Ein dicker Schinken, den Eva Rietzler und Hedi Grothoff lieber nicht zum dritten Mal verstauen möchten, heißt an ihrem Stand "Gesundheit und Medizin heute", geschätzte fünf Kilogramm schwer. Die Mitarbeiterinnen der Bibliothek an der Liebfrauenschule Mülhausen scherzen schon, sie würden das Lexikon bald mal selbst kaufen, um es nicht wieder schleppen zu müssen. Auch bei den Frauen war Muskelkraft gefragt, als sie mit ausrangierten Büchern, die in der Schulbibliothek selten oder nicht ausgeliehen werden, den Stand befüllten. "Wir sind zum dritten Mal hier", so die Teamleiterin, die gerne auf viele Gleichgesinnte trifft: "Sehr schön: Es wird noch gelesen. Für uns hat sich der Tag gelohnt. Wir haben schon mehr als die Standgebühren raus. Von dem Erlös können wir neue Bücher kaufen."

Zwischen Stadtplänen, Illustrierten, Taschenbüchern, Briefmarkenalben, Hörbüchern, Schallplatten, Kinderspielen, Grußkarten sowie gebundenen Büchern an Ständen von Profi-Trödlern und Laien hatte sich Claudia Schneider mit ihrem Lesegut gesetzt. "Wie einige Stände neben mir verkaufen wir zugunsten der Ghana-Hilfe. Da habe ich antiquarische Bücher, Erbstücke von meinem Vater, auf den Tisch gelegt", beschreibt die Wachtendonkerin ihre Premiere als Verkäuferin. Das Geschäft für antiquarische Literatur gehe allerdings eher schleppend. "Die Kinderklamotten am Ständer haben bis jetzt mehr eingebracht, aber ich sitze hier ja auf der Sonnenseite", tröstet es die Wachtendonkerin, mitten im Geschehen zu sein.

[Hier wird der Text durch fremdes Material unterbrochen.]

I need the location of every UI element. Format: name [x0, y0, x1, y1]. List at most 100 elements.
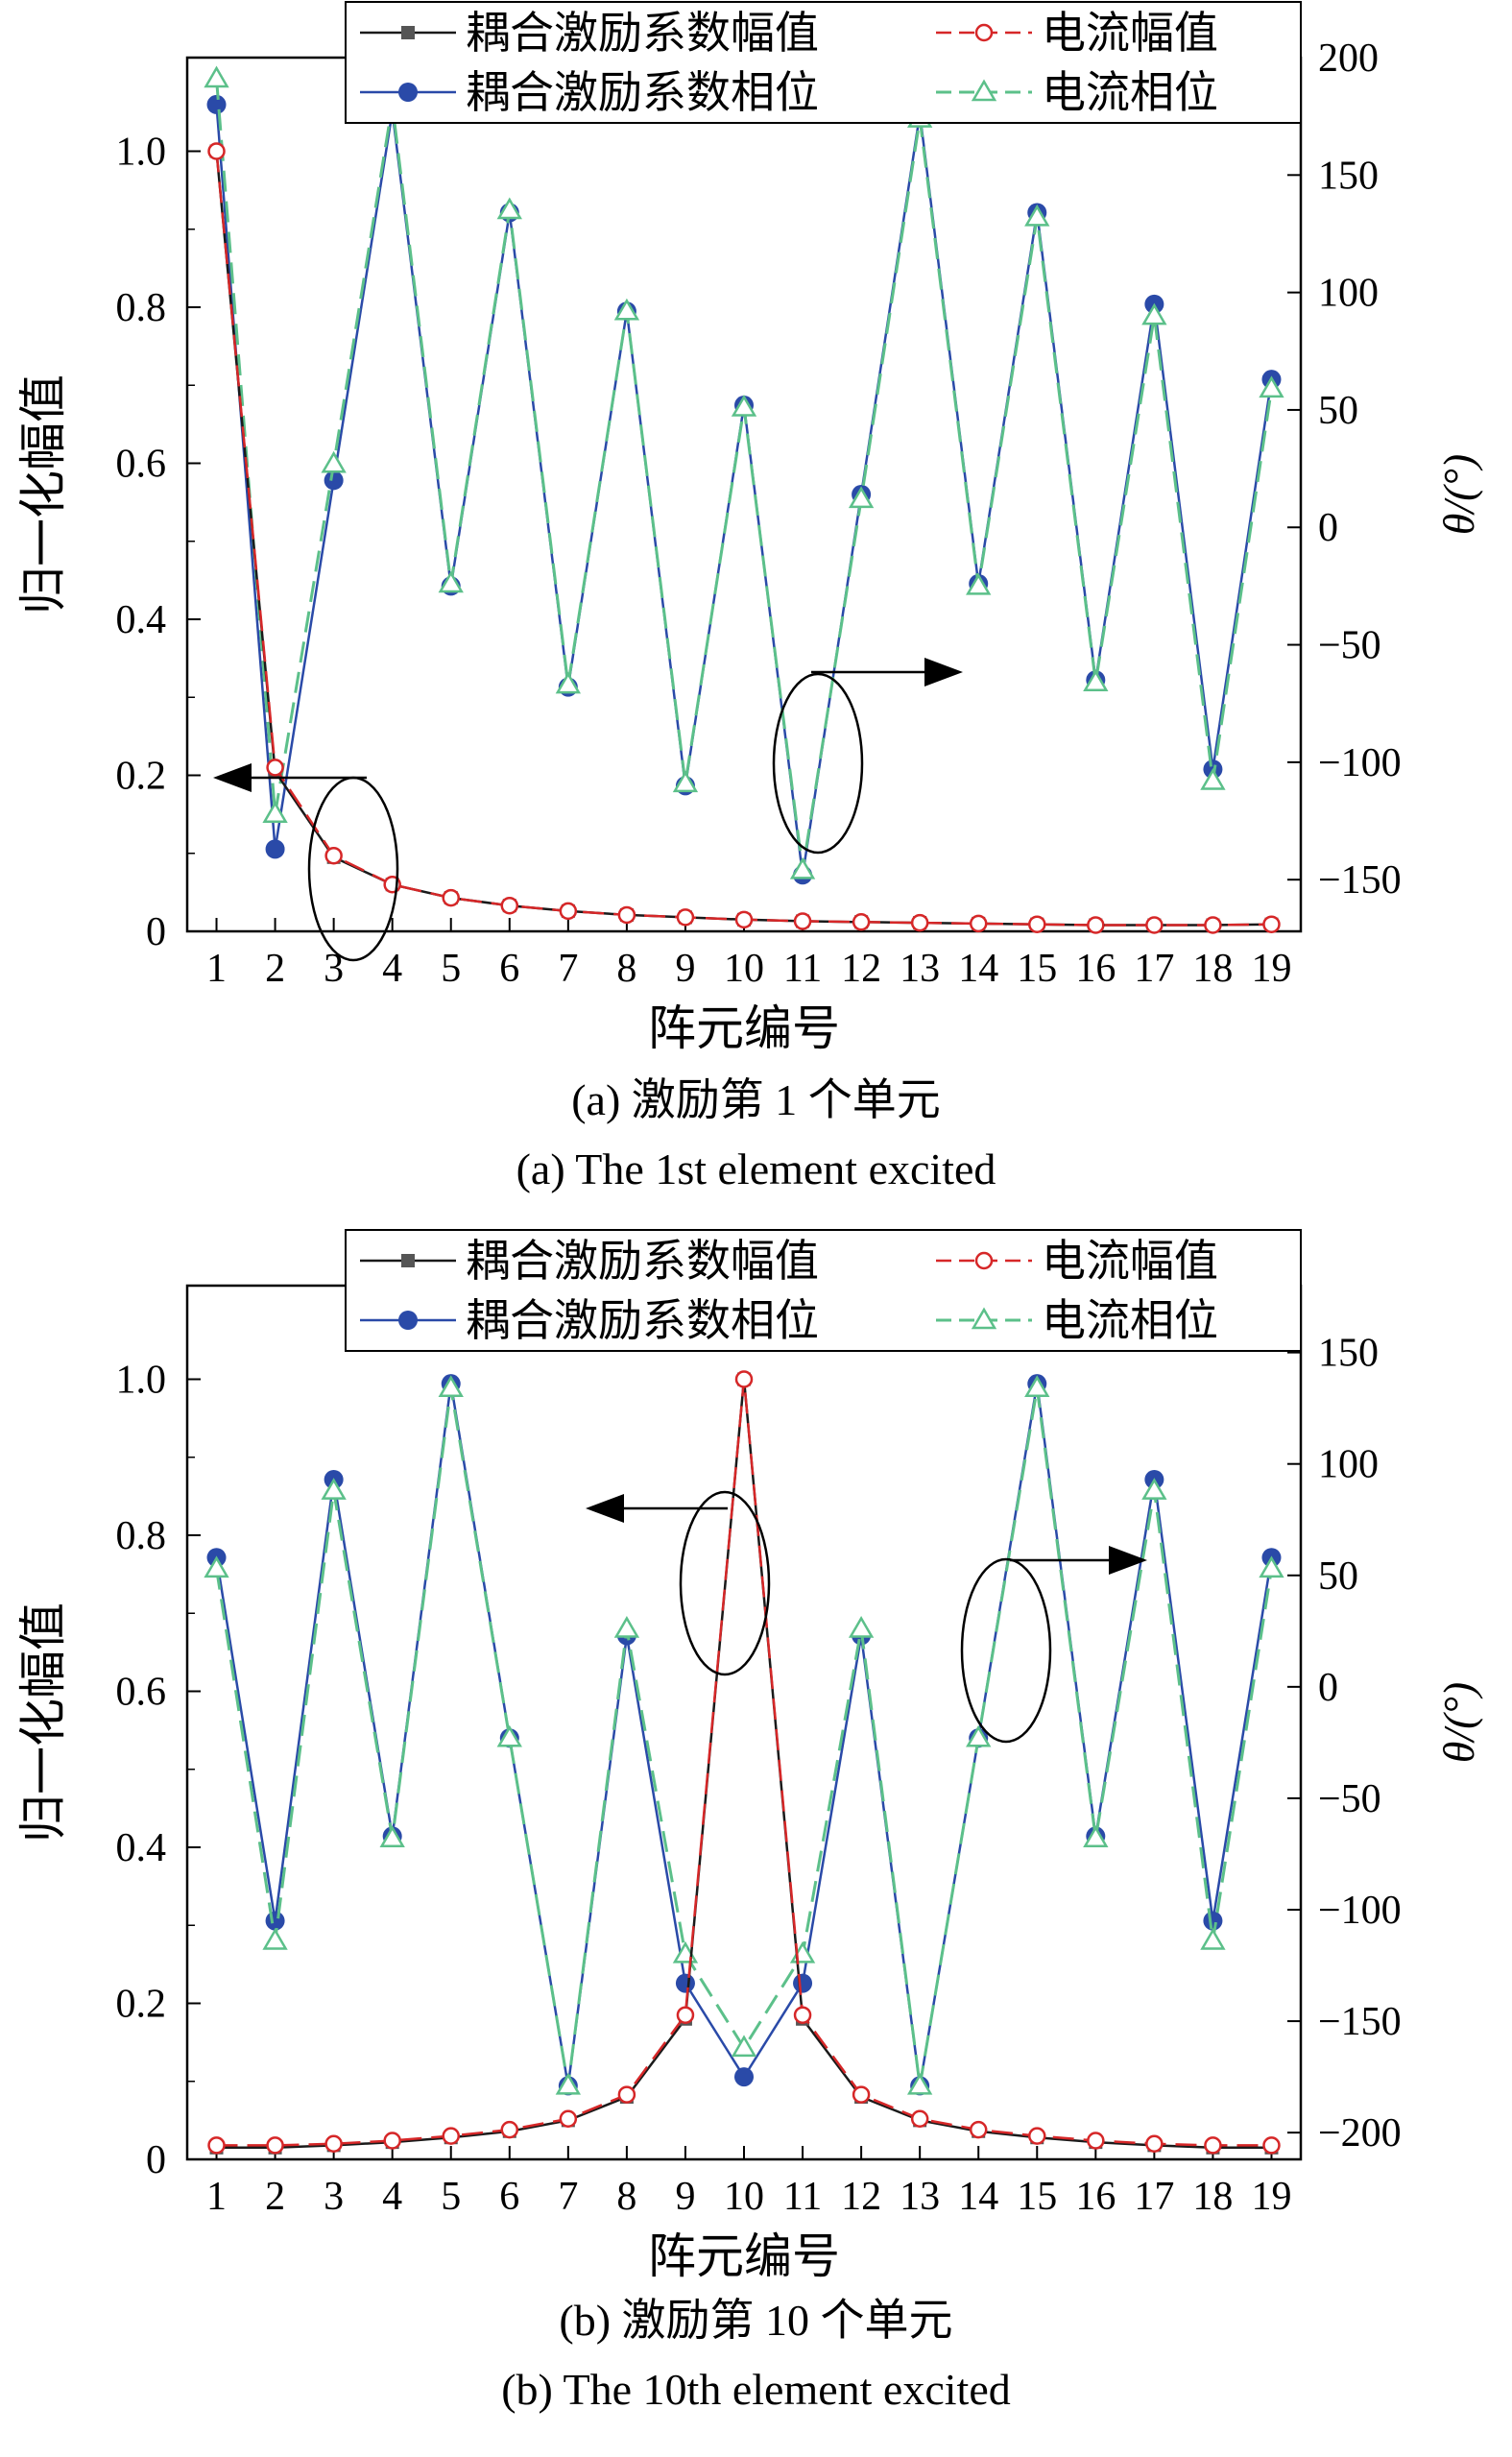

Ilona Jaling und Theo Ortmeier treffen sich eher zufällig in Wachtendonk wieder. Beide Grefrather haben ihre Stofftaschen schon gut gefüllt. Ilona Jaling freut sich auf sechs Krimis für den Campingurlaub. Auch bei ihrem Bekannten aus dem Nachbarort steigt die Urlaubsvorfreude: "Schauen Sie Andrea Camillieri, ein Krimi über einen sizilianischen Kommissar, den lese ich gerne. Der kommt so authentisch rüber." Das dürfte nicht das letzte Stück sein, dass er nach Hause trägt, denn gerade bittet seine Ehefrau ihn euphorisch um Bares, denn auch sie hat etwas nach ihrem Geschmack entdeckt.

Nicht nur für diese Besucher dürfte der Besuch im historischen Ortskern ein Erfolg und kurzweilig werden, auch für die Händler. Deutlich um Gewicht erleichtert, packten sie abends ihren Trödel wieder ein.

Ob sich wohl auch ein Interessent für einen Spargelschälapparat gefunden hat, der zwischen den Büchern platziert war? Falls nicht, die nächste Spargelzeit kommt so sicher wieder, wie viele Niederrheiner ihren nächsten Wachtendonker Bücherbummel im Terminkalender notieren.